La Covid-19 s’invite au programme du Conseil suisse de la science
Un pays bien armé sur le plan scientifique l’est forcément aussi mieux contre une pandémie. Le Conseil suisse de la science (CSS) s’engage à en tirer les enseignements et à en faire profiter les autorités.
«Nous n’avons rien à voir avec la task force Covid du Conseil fédéral», a dit d’emblée la nouvelle présidente du CSSLien externe Sabine Süsstrunk ce jeudi 14 janvier. Elle s’exprimait lors d’un point de presse en ligne pour présenter le nouveau programme de l’institution jusqu’en 2023. Depuis le milieu des années 1960, le CSS est le principal organe chargé de conseiller le gouvernement dans les domaines de la formation, de la recherche et de l’innovation. Il se compose de 15 scientifiques, nommés pour 4 ans.

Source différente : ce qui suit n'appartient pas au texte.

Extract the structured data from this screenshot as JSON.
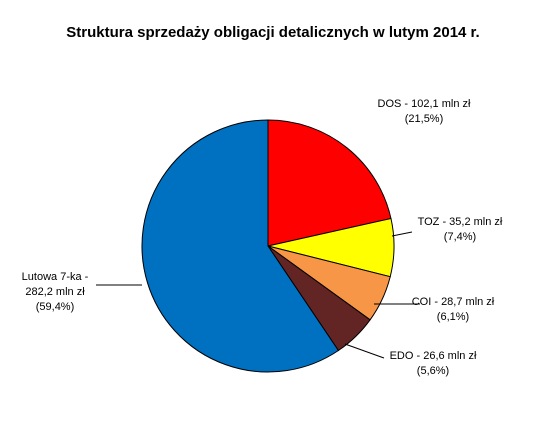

Sa mission est donc bien différente de celle de la task force Covid, dont la septantaine de membres ont été nommés au début de la pandémie, pour conseiller les autorités dans leur politique sanitaire au jour le jour. «D’une part, nous sommes bien plus petits. Et de l’autre, nous travaillons sur l’avenir, sur le long terme. Cette pandémie nous permet de nous préparer pour la prochaine crise, de faire des recommandations pour développer les compétences scientifiques qui serviront à l’avenir», a précisé Sabine Süsstrunk.
Science, économie, société, médias… et conflits
Des recommandations… mais seront-elles entendues? On le sait, les membres de la task force Covid souhaitent souvent que les autorités aillent plus loin en matière de mesures sanitaires. Le CSS ressent-il des frustrations similaires? Sa nouvelle présidente (elle est entrée en fonctions le 1er janvier) n’a pas encore pu en faire l’expérience, mais elle juge «correct» que tout ce que les experts préconisent ne soit pas systématiquement pris en compte. «Nous avons le regard scientifique, mais il y a aussi le regard économique, le regard sociétal, et les politiques doivent tenir compte de tous ces facteurs pour décider».
Dans un entretien à la Neue Zürcher Zeitung paru le matin même du point de presse, Sabine Süsstrunk a par ailleurs estimé que la crise du coronavirus a montré la piètre maîtrise de la communication de certains de ses pairs. «Nous, les scientifiques, communiquons souvent entre nous, et ces débats sont absolument nécessaires. Mais notre erreur a été de tenir ces débats en public. Les citoyens sont habitués à ce que le gouvernement parle d’une seule voix, et la task force Covid aurait dû faire de même», a dit la présidente de la CSS au quotidien zurichois.
Sabine Süsstrunk a également pointé la responsabilité des médias, trop prompts à sauter sur toute annonce, hypothèse ou étude disponible, même si celle-ci n’a pas encore été révisée par les pairs. «Nous devons réaliser que nous ne pouvons pas avoir la même discussion avec un journaliste qu’avec un collègue. Tous les scientifiques devraient suivre une formation aux médias, pour prendre conscience de ce que leurs déclarations peuvent déclencher».
Europe: le «super risque»
Mais il n’y a pas que la Covid. Une des autres priorités du CSS pour les années à venir, c’est la place de la science, de la recherche et de l’innovation suisses sur la scène internationale. À cet égard, les programmes de l’UE, comme «Horizon Europe», ont pour Sabine Süsstrunk, «une énorme influence». Ici, la participation de la Suisse n’est pas du ressort des scientifiques, mais des politiques. On se souvient qu’en 2014, après l’acceptation par le peuple de l’initiative de l’UDC contre l’immigration dite «de masse», Bruxelles avait brièvement exclu la Suisse de ces programmes.
Même si elle n’est pas inquiète à court terme, la présidente de la CSS ne nie pas que notre relation avec l’UE, pas vraiment au beau fixe ces derniers temps, porte en elle le germe d’un «super risque». Car l’excellence de la place scientifique suisse doit énormément à son caractère international. Si par exemple les étudiants et les professeurs européens ne venaient plus, à quoi devraient ressembler notre coopération avec l’Asie et les États-Unis? «Ce sont des questions importantes que nous devons nous poser d’urgence», avertit Sabine Süsstrunk. Et le CSS, qui «observe les développements actuels avec préoccupation» ne manquera pas de se les poser.